Die Alternative

Neben dem üblichen Kalenderjahr gibt es auch ein «Kirchenjahr». Es beginnt mit dem Advent. Die Zeit wird hier anders aufgezogen, die Wirklichkeit anders aufgefächert, es bringt anderes zur Sprache als das bürgerliche Jahr.

Es erinnert an eine vergessene Kommode, die man auf dem Dachboden gefunden hat. Eines Tages zieht man die Schublade auf und findet Dinge, von denen man nichts wusste oder die man schon vergessen hat, zauberhafte Dinge, anstössige Dinge… Sie stammen von den Eltern, als sie jung waren (so kannte man sie nicht) oder aus der eigenen Kindheit, von den Vorfahren, von denen man gar nichts wusste.

Der Aussenseiter
Sie erinnern an einen Menschen, einen Namen, den man aus der Haupt-Schublade verbannt hat und auf den Estrich gestellt.

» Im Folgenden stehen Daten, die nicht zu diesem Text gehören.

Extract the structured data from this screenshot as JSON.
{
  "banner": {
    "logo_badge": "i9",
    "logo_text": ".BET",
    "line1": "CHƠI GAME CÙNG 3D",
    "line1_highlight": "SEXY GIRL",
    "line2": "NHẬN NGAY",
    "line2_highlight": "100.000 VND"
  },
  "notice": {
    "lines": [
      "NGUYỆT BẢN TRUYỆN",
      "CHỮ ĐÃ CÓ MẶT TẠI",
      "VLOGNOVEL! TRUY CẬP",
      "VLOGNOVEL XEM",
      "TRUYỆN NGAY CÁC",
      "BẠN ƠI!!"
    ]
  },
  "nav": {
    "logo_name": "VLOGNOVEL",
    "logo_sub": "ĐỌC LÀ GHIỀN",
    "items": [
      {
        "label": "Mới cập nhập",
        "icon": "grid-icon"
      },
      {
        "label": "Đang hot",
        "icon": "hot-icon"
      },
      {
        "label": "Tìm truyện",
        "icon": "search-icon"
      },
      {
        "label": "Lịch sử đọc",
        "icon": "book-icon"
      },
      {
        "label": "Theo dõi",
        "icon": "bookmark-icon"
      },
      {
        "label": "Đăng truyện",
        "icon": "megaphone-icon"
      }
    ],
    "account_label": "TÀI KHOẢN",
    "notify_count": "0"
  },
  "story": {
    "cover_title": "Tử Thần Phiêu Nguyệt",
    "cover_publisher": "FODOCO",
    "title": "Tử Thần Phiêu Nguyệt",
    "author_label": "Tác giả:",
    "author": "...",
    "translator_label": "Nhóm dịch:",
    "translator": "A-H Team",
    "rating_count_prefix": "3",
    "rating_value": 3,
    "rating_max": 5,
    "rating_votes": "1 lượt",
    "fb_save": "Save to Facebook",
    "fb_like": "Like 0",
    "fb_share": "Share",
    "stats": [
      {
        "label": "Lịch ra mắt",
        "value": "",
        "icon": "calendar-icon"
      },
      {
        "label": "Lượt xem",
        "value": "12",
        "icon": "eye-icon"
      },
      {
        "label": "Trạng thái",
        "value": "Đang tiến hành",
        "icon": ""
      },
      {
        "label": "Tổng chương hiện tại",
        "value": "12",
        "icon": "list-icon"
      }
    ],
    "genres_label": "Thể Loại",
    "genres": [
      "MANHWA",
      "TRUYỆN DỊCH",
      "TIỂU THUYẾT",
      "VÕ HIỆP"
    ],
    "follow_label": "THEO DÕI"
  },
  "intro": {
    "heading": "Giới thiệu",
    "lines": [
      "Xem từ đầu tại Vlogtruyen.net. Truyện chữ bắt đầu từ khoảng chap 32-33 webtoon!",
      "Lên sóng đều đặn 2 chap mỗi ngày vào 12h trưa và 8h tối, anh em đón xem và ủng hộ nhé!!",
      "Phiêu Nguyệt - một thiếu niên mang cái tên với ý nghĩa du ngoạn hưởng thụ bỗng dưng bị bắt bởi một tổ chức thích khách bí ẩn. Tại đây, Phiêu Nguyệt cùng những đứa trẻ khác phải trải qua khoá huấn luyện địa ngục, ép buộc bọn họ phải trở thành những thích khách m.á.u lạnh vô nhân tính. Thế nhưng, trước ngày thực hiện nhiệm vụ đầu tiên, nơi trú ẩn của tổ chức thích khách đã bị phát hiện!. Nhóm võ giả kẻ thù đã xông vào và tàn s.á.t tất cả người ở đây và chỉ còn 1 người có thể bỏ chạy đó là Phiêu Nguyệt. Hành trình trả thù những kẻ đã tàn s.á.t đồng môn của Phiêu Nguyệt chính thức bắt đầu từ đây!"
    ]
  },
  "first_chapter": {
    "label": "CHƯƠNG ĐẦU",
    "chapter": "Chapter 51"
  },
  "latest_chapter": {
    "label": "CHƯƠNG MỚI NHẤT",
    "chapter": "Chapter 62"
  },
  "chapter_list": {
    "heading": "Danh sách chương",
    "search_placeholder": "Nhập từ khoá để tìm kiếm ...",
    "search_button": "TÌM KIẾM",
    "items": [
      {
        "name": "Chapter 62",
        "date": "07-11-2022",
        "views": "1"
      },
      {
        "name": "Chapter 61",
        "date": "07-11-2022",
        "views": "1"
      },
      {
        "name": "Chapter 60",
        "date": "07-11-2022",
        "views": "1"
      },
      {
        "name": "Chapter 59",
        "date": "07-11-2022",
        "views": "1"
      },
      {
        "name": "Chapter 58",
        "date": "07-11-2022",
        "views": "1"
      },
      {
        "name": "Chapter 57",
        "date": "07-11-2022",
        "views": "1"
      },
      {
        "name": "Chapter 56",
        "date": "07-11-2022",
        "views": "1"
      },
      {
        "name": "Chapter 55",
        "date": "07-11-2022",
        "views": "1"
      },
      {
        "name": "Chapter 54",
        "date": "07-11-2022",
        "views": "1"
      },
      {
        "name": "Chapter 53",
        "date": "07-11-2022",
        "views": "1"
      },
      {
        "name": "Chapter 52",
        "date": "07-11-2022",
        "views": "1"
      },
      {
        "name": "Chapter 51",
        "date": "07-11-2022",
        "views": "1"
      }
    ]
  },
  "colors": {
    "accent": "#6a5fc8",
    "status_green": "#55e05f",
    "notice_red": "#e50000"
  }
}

Zu anstössig ist er, man schämt sich. Ein Widerständler und Eigenbrötler. Ein Original-Genie und Grenzgänger, in einer Phase des Erfolgs aber auch emporgeschwemmt zu höchsten Hoffnungen, die das Volk auf ihn richtete. Dann aber fallengelassen, zu Fall gebracht, hingerichtet, am Rand verscharrt, in ungeweihter Erde. Als Warnung für alle Unzufriedenen, es nicht auf demselben Weg zu versuchen.

Erinnerung
Aber die Hoffnung der Menschen konnte sich mit seinem Tod nicht beruhigen. Wenn er gestorben wäre, einfach so, dann wäre auch die Hoffnung gestorben. Er lebt, sagen sie. Und noch Jahrtausende später kommen Menschen zusammen, die nach dem Leben fragen, wie es richtig gelebt wird. Und sie feiern die Erinnerung an ihn und an sein Vorbild. Sie wollen in seinen Schritten gehen. Und sie erkennen so einen Weg, der ans Ziel führt.

Immer wieder findet sich einer, ein junger Mensch, der den Dachboden durchforstet und verbotene Schubladen aufzieht. Und er ist fasziniert. Er beginnt zu lesen, kann nicht aufhören, setzt sich nieder, liest und liest. Hier findet er etwas, das er nicht kannte. Eine andere Art zu denken, eine andere Art zu leben – und doch ist es, als ob er das immer schon gekannt hätte. Denn so hatte er eigentlich selber gedacht, gefühlt, empfunden. Er hat es nur nicht für möglich gehalten. Die Grosskultur hat es nicht in Erinnerung behalten, die Gesellschaft hat sich dieser Sache entledigt. Es gab keine Alternative mehr zu dem, was ohnehin schon war. Und wer anders dachte, wurde in die Ecke gedrängt. Galt als Spinner, Träumer, Störenfried.